- Born: 21 December 1969 (age 56)
- Occupation: Businessman
- Organization(s): Amazing Hotels & Resorts Adventure Myanmar Travel
- Spouse: Aye Aye Myint
- Children: Okkar Min Din E Thidar Min Din

= Aung Myo Min Din =

Burmese businessman (born 1969)

Aung Myo Min Din (အောင်မျိုးမင်းဒင်; born 21 December 1969) is a Burmese businessman associated with Amazing Hotels & Resorts and operates the Ananta Hotel chain. He is known for his close ties to the Myanmar's junta leader, Min Aung Hlaing. Min Din is currently the chair of the Myanmar Hoteliers' Association.

== Early life and education ==
Min Din was born on 21 December 1969 in Burma (now Myanmar). He graduated from the University of Yangon with a Bachelor's degree in physics. He has an older brother, Zay Ya Min Din.

== Business interests ==
Min Din first established Adventure Myanmar Travel, a tour agency in 1993. Din currently founded the Amazing Hotels & Resorts, a Myanmar-based hospitality company, in 1999.

Min Din has deep ties with Min Aung Hlaing and his family. Min Din was a high school student of Kyu Kyu Hla, the wife of Min Aung Hlaing, and introduced their son Aung Pyae Sone to the hospitality industry.
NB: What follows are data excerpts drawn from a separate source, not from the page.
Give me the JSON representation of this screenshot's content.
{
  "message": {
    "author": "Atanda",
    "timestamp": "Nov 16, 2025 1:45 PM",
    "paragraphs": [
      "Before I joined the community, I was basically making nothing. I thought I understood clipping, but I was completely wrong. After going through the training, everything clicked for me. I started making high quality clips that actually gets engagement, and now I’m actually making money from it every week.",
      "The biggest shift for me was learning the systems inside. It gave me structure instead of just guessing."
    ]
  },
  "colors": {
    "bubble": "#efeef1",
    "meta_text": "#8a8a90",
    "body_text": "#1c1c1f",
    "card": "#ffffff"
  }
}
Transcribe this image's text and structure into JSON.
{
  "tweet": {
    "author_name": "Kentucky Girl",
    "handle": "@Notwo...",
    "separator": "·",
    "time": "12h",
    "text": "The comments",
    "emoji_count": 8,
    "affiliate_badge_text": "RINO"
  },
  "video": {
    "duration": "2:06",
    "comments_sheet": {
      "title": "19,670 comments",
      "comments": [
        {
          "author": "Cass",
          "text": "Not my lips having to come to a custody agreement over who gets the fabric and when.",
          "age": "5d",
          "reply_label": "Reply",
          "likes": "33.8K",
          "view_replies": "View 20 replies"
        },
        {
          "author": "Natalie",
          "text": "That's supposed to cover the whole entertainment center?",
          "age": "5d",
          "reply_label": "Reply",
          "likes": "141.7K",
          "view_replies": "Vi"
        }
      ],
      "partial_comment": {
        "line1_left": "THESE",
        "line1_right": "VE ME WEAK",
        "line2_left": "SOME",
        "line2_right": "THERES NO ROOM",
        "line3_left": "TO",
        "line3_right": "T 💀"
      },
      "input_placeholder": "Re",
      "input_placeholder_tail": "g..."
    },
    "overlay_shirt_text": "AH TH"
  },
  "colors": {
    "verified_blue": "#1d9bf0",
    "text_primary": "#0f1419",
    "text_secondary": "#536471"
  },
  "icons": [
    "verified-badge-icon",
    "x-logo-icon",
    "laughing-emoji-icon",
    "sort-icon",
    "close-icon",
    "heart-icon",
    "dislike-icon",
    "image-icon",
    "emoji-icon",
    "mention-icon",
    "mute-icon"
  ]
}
Amazing Hotels & Resorts has benefited from close ties with the Burmese military. Several hotels, including those in Ngapali and Kyaingtong were built on land leased from the Burmese military. In early 2022, the military regime authorized his Hotel Marvel in Mandalay to operate a casino, becoming one of few legal casinos in the country. In February 2022, Min Din and Aung Pyae Sone were granted rights by the military junta to operate Golden Triangle Mountain Resort and Regina Resort, which are built on military-controlled land, in the Burmese-Thai border town of Tachileik, after the junta revoked the license of a Thai operator.

== Personal life ==
Min Din is married to Aye Aye Myint, and has two children, including Okkar Min Din and Aye Thida Min Din.